As the Indianapolis Men's Chorus sang, a group of Lindgren's friends viewed portraits of Lindgren and his partner, Eric Hendricks, who were slain last month in their home.
"He was about the kindest, most gentle person you would ever want to meet," said Pastor Dave Dehnke of Harvest Lutheran Church in Mooresville, which Lindgren attended. "The irony was that he died in such a tragically brutal fashion."
Lindgren was a student and model at the Indianapolis Art Center in Broad Ripple, where the memorial service was held. His features, which his friends said reminded them of Abraham Lincoln, inspired other artists, who honored him with a display of their portraits of Lindgren at the service.
The service was organized by Indiana Equality, a gay rights organization that has lobbied the Indiana General Assembly for legislation to add penalties for hate crimes against gays.
Lindgren, 70, and Hendricks, 73, were found dead Oct. 20 at their home in the 9100 block of Middlebury Way. An autopsy showed they might have been dead for as long as two weeks.
They had been together as a couple since Lindgren's divorce, said his daughter, Shahannah Roudebush.
"I accepted him and loved him for who he was," Roudebush said before the service. "He didn't go out and announce it, but he was comfortable with it."
The man who reported finding the bodies, Michael L. Brown, 56, later was charged with murder in their slayings. Brown has been arrested in California and is being held there. Matthew Symons, a spokesman for the Marion County prosecutor's office, said he expects Brown to waive extradition, which would allow him to be returned to Indiana without a hearing.
On Aug. 16, Lindgren reported that his telephone and cable lines were cut and a note with a slur about sexual orientation was nailed to a door. That has led some to describe the case as a hate crime, but the probable-cause affidavit filed in connection with the murder charges doesn't mention hate as a motive.
Police investigators found that the victims' credit card accounts were being misused by Brown. In an affidavit, homicide detective Robert Flack said Brown, who once lived with the victims, had purchased thousands of dollars in merchandise using Hendricks' credit cards.
The document also says that in February, someone tried to change Hendricks' mailing address through the Camby post office to an address used by Brown. The victims learned about that in September and were upset, the document says.
Police were told by several people that Brown falsely claimed to be a doctor at Clarian West Medical Center in Hendricks County, according to the affidavit.
According to a police report, Brown and a neighbor went to the victims' home on Oct. 20 to check on them because Brown had not seen them in a week or two. He and the neighbor entered the house through a rear window, and Brown told police he found the men dead -- and with head injuries -- in separate upstairs bedrooms.

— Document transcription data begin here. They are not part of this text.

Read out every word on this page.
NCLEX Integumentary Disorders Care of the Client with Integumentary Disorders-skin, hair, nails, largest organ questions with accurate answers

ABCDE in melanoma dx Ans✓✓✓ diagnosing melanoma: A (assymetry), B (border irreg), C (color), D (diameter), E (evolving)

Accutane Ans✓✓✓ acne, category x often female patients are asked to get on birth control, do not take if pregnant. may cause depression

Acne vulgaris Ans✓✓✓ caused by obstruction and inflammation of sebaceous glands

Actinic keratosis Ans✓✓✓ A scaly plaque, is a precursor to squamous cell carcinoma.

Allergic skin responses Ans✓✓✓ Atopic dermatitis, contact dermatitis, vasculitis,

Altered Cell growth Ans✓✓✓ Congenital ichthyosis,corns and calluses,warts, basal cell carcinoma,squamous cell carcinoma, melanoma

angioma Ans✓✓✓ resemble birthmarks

Brown also told police that Lindgren and Hendricks might have been harassed by people in the neighborhood and someone, whose name he didn't know, who used to live with the men, according to the report. Sometime after reporting the crime, Brown left the state, and a warrant was issued for his arrest.
The state has no hate- or bias-crimes laws that carry criminal penalties, but Indiana does require law enforcement to report such crimes to the Indiana State Police. Those are defined as crimes motivated by hate for people based on their race, religion or sexual orientation.
Such crimes are relatively uncommon in the city, said Lt. Robert Boydston of the Indianapolis Metropolitan Police Department's strategic investigations branch. So far this year, one reported crime -- a vandalism -- has been classified as motivated by hate.